Photo Credit: NCR
POS systems are used by cashiers in shops to process orders and to check out customers. Everyone knows how frustrating it is to have to wait in line if the shopkeeper is slow. However, that pales in comparison to the anxiety experienced by retailers when queues form.
One of the first images that come to mind when thinking of retail is of the large number of cashiers
typically laid out in stores. Perhaps more so than anywhere else, any savings in time at POSs and
cash registers, when multiplied by their (at times) vast numbers, are bound to generate huge savings
in retail chains’ operational costs.
Among Future POS’s key objectives was the ability to offer holistic user experience, as a means of maintaining enhanced retailer/shopper relationships, producing strong retailer brand identity, and increasing customer stickiness and loyalty.
While the user goal in a standard web or mobile app is achieved within the app,
in a POS system, the goal is always offline. In a way, the software application only
hampers the cashier in getting the good bagged, and the customer serviced.
Personas reflect consumers, our employees’, and our customers’ employees as they operate within a role. These roles are independent of the tools they are using at the moment. Some of these were created by CxD Design Thinking Workshop for the Future POS project. Research was based on experience with retail, and most recently field studies with "Real Shop" cashiers, store managers, and corporate IT.
Based on User Feedback
The results highlighted that we needed to prioritize the content. To disseminate the research learnings, we created a customer journey map.
The next phase was to prepare a Demo for presentation at the NRF 2020. With the research results and the inputs from key stakeholders I've taken the leadership on the design process.
Working backwards from a fixed launch date, meant that design was subsumed into an engineering‐driven process. Sign‐off milestones were driven by engineering estimates and time to create the right design was the time left over. The combination of a fixed launch date and aggressive scope created an intense environment with many coordination and time challenges.
Photo Credit: NCR
From Sketch to Figma
In the midst of the project, CxD management decided to move from Sketch to Figma, which is good in the long run. In the short term, this meant that I had to transfer a huge amount of mockups to Figma. I had to built a component library literally from scratch, including all the mockups and prototypes made.
It took quite a long time to do this and has shape a culture which seeks to earn trust through accountability, diving deep into the details and inviting others to scrutinies work. Heavy documentation is the artifact of such a culture.
The basic task of scanning a product is simple and straightforward, but navigation is required to solve some tasks. For example, sometimes the standard flow involves searching for products or price (Price Query). Other situations include age-restricted items, recall or void transaction, department sale, price override, adding coupons or identifying a loyal customer.
Whenever navigation is involved, things can get very complicated. I had to deal with hierarchical structures and invested time into creating additional documentation to facilitate the work with the data, better articulate and distribute design rationale.
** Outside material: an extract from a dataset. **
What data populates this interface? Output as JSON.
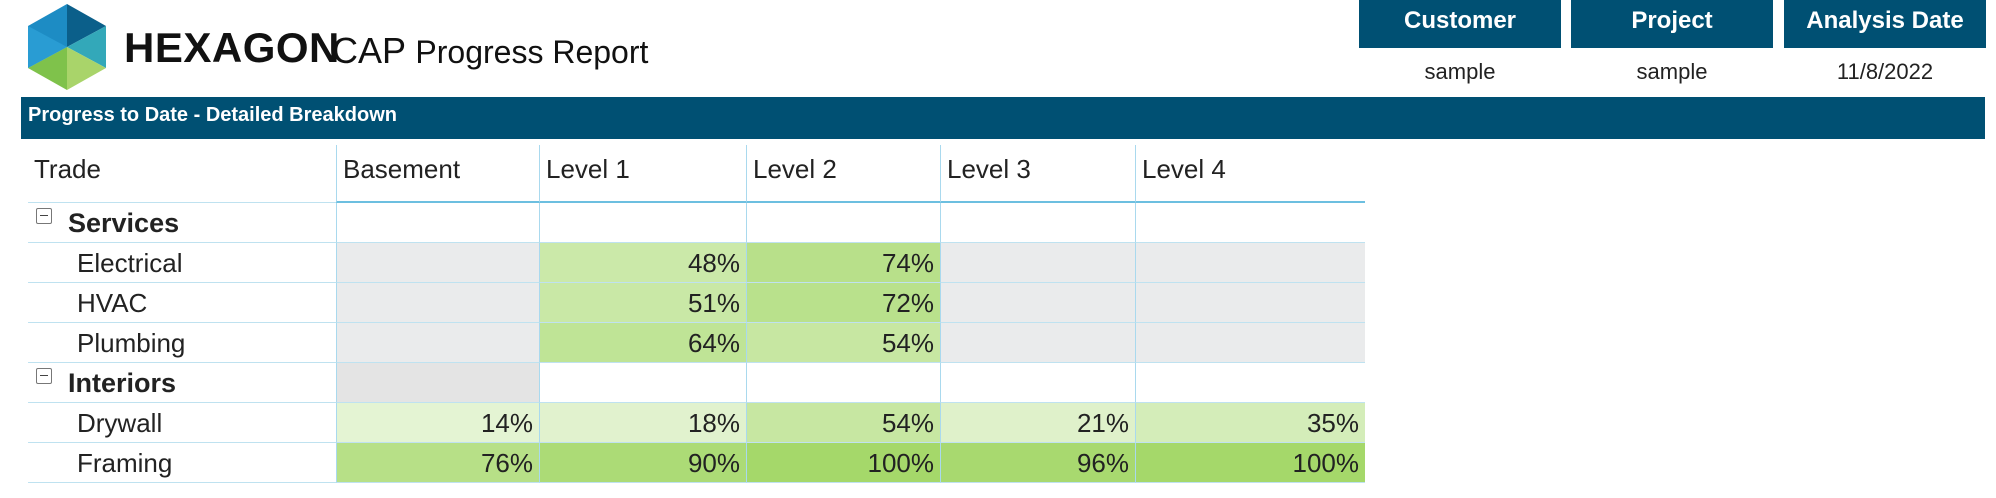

Doing this upfront was quite time consuming, but saved a lot of back‐and‐forth as the project progressed.
The content prioritization framework helped to create visibility into my decision‐making process
and encourage the team to share in the vision.
There are 3 different modes: no-sale, sale and transaction.
The gallery below shows some of the POS designs for Desktop.
To validate our assumptions we conducted usability test with 8 professional cashiers on both the Desktop and Mobile platforms of the Future POS Prototypes. The feedback from the participants was generally positive, but the number of findings and NPS score suggest that there is room for improvement.
• I value simplicity and usefulness. I aspire to make people happy by designing experiences that just get out of the way. Craftsmanship and carefully thought out details are important to me.
• This is not about perfectionism, but rather an insistence for quality. Quality that should never be compromised, even in the first version of a product. Quality is the responsibility of an entire organization and I have learned that magical experiences are only possible if the whole team truly shares in the same values and aspirations.